2024-05-09 02:13:36.114 [info] [app.cc:PreProcess:293] Pre-processing, component preprocessing-psi-0.0.1 succeed...
2024-05-09 02:13:36.114 [info] [app.cc:ExecCmd:299] Start executing, component preprocessing-psi-0.0.1...
2024-05-09 02:13:36.114 [info] [app.cc:ExecCmd:302] Launch command: /home/teeapp/python/bin/python3,/home/teeapp/sim/teeapps/biz/psi.py /home/teeapp/task/task_config.json

### 运行到这里 一直卡住了 
zhongtianq commented 4 months ago

感谢提问。

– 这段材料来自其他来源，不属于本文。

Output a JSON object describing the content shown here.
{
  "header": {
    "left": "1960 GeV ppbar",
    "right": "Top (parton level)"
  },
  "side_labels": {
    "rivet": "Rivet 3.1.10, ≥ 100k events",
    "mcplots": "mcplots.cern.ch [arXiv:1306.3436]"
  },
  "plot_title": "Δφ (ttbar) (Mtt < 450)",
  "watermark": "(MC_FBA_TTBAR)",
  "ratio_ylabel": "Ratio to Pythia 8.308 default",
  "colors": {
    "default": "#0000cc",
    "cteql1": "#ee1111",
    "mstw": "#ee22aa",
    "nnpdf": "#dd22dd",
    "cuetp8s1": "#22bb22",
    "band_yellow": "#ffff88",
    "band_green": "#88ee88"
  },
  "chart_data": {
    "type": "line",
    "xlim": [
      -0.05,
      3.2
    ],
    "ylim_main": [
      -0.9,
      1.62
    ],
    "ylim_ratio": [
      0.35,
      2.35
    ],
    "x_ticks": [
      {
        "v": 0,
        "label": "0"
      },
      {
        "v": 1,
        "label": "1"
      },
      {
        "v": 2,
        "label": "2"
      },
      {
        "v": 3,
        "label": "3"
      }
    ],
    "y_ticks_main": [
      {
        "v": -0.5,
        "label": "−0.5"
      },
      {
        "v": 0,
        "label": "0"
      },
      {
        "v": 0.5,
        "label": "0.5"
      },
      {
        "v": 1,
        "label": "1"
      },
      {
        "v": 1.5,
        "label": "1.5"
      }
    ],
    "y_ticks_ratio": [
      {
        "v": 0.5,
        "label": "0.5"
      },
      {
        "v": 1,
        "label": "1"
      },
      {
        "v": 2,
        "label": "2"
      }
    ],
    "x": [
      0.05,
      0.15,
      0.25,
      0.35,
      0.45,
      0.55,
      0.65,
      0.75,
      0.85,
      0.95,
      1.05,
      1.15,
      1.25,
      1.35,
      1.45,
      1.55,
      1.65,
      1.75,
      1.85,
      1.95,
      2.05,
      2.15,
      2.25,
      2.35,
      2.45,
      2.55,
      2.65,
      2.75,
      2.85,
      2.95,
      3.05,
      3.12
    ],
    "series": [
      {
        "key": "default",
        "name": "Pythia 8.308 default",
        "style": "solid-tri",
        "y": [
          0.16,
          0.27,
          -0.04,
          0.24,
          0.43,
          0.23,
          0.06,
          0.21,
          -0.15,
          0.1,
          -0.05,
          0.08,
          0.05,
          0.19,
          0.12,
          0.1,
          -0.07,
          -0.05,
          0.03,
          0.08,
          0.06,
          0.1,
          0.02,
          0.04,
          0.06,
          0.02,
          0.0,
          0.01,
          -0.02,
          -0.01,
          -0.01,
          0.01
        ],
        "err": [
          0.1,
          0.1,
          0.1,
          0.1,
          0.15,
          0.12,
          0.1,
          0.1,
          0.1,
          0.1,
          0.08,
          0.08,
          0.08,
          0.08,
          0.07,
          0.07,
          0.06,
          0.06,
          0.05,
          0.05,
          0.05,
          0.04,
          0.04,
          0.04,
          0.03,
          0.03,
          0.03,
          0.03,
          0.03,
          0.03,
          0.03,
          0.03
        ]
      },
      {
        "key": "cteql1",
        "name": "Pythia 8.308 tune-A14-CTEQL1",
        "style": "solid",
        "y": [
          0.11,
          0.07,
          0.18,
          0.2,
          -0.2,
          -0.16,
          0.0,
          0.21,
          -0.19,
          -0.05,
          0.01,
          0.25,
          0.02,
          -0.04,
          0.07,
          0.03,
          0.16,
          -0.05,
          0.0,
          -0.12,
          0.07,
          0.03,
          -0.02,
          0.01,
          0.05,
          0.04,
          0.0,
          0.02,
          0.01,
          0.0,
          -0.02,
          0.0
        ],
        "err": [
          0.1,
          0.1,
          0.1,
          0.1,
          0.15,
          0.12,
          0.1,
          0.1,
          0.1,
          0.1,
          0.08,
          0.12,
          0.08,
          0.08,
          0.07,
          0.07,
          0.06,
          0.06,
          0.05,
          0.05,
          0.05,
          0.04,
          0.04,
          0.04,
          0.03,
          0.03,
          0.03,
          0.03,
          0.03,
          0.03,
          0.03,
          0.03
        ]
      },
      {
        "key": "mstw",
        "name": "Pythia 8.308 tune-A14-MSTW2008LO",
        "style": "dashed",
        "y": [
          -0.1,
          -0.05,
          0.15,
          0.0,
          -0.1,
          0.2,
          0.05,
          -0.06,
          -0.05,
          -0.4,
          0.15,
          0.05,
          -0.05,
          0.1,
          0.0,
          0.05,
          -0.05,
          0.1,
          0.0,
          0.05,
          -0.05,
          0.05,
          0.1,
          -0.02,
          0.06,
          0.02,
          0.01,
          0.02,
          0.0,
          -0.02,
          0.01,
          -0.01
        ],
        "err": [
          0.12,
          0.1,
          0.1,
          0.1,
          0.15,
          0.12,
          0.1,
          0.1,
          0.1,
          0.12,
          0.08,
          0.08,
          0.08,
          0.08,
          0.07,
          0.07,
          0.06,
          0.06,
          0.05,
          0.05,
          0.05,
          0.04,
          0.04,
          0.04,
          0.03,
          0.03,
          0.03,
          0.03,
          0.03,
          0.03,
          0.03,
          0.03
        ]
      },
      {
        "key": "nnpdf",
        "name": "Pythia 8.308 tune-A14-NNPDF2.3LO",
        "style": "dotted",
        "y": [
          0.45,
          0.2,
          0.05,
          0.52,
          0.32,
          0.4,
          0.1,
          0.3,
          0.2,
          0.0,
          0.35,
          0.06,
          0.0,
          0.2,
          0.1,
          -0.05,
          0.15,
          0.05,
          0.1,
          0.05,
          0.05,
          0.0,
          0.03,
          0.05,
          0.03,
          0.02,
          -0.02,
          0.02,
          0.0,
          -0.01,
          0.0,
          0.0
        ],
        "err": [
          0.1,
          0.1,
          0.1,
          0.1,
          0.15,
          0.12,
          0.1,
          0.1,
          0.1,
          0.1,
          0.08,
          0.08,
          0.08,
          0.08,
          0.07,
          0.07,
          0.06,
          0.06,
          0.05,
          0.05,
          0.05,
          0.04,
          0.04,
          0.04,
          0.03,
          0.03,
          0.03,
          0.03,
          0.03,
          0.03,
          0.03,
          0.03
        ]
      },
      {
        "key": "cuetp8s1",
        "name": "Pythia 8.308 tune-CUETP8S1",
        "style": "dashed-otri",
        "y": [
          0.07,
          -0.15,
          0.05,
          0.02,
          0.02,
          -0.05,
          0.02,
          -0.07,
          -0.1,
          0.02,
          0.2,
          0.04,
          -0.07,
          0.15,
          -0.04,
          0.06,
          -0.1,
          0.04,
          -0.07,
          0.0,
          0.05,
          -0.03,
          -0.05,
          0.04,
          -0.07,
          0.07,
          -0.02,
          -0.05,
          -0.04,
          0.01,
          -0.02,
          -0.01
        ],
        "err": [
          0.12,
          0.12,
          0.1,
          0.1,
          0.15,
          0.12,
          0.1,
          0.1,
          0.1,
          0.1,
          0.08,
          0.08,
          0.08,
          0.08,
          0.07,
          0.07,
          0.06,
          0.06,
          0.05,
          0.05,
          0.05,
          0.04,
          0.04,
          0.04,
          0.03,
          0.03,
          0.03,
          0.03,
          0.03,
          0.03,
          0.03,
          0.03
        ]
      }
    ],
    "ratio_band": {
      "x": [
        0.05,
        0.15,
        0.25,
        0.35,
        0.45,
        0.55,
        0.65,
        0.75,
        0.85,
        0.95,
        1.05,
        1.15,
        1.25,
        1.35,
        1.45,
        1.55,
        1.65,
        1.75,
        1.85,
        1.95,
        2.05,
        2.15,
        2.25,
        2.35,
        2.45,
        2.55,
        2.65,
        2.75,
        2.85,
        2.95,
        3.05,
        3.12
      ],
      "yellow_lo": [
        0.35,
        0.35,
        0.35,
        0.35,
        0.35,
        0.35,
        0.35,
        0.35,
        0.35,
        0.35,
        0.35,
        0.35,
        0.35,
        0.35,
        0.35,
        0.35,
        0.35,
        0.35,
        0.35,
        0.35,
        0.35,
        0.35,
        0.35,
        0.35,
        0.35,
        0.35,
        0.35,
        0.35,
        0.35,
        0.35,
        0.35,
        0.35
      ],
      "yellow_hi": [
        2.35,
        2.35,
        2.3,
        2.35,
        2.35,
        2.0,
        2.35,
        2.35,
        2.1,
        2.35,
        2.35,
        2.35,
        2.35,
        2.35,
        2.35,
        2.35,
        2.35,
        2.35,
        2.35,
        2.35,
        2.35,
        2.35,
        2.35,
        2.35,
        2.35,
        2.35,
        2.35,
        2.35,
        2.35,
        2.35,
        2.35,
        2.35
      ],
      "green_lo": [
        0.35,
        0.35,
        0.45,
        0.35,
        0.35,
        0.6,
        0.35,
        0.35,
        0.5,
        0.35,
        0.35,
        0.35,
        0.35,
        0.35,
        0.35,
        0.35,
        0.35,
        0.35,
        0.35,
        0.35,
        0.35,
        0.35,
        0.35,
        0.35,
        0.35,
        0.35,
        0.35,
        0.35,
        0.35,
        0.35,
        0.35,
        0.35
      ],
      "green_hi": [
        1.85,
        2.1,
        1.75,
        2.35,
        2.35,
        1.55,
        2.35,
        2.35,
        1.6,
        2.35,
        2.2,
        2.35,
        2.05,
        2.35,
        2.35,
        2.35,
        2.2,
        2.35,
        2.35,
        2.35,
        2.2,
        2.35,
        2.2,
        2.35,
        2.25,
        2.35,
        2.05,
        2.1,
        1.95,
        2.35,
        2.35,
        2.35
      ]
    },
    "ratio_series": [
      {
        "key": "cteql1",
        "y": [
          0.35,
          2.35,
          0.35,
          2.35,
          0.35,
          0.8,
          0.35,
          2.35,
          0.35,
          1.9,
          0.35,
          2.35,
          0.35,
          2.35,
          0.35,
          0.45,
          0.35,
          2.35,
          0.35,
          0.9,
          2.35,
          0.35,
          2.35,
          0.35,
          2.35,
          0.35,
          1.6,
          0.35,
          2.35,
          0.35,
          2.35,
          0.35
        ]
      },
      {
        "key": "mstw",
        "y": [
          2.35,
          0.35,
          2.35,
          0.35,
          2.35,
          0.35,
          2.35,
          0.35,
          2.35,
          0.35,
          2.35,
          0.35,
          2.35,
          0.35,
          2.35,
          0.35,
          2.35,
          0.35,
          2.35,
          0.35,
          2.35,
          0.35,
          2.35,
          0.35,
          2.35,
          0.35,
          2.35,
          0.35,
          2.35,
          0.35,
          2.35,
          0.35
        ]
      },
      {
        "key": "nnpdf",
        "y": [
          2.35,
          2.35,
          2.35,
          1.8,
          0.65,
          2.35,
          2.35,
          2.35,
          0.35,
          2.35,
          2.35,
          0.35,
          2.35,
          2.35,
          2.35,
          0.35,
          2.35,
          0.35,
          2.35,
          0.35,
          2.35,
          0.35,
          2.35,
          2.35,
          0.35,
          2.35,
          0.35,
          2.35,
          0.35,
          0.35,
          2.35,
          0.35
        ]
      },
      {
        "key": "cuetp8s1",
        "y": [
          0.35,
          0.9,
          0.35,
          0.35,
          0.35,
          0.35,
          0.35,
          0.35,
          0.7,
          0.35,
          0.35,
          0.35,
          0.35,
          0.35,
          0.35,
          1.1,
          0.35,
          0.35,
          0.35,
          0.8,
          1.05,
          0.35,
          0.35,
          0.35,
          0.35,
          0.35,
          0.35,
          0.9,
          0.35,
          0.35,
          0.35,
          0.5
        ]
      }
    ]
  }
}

数据量较大,我这边会跟进看一下这个组件的优化方式。

bronzeMe commented 3 months ago

另外,最近测试发现,两个相同的文件比如a.csv是2kw个手机号MD5,测试PSI组件的时候,输入1和输入2都是a.csv,预期结果应该也是2kw个手机号,但是测试发现,求交后结果会有重复的,大概会有1-2w个重复的手机号,也就是求交好的结果是2.2kw个手机号

zhongtianq commented 3 months ago

另外,最近测试发现,两个相同的文件比如a.csv是2kw个手机号MD5,测试PSI组件的时候,输入1和输入2都是a.csv,预期结果应该也是2kw个手机号,但是测试发现,求交后结果会有重复的,大概会有1-2w个重复的手机号,也就是求交好的结果是2.2kw个手机号

用你提供的脚本产生的手机号可能本身就是有重复,pandas求交就是求笛卡尔积。假设有n个重复的id_1,那么结果中就会出现n*n个id_1

bronzeMe commented 3 months ago

@zhongtianq 顺便请教一个问题,对于teeapps组件中的output_path = task_config.outputs[0].data_path,这个task_config.outputs[0].data_path是occlum视角下的内部路径么?还是host视角下的路径呢 有这样的一个场景:比如先生成了一个零时文件tmp.csv,可否直接创建一个软连接指向这个task_config.outputs[0].data_path,而不是拷贝tmp.csv到task_config.outputs[0].data_path,因为tmp.csv可能会比较大

zhongtianq commented 3 months ago

@zhongtianq 顺便请教一个问题,对于teeapps组件中的output_path = task_config.outputs[0].data_path,这个task_config.outputs[0].data_path是occlum视角下的内部路径么?还是host视角下的路径呢 有这样的一个场景:比如先生成了一个零时文件tmp.csv,可否直接创建一个软连接指向这个task_config.outputs[0].data_path,而不是拷贝tmp.csv到task_config.outputs[0].data_path,因为tmp.csv可能会比较大

没太明白你的问题,组件中生成的结果数据就是直接输出到指定的路径task_config.outputs[0].data_path,临时文件如果是在运行组件中有自定义逻辑生成,那这个软连接也应该在组件中自行链接。组件输出只会去查找task_config.outputs[0].data_path这个指定的路径。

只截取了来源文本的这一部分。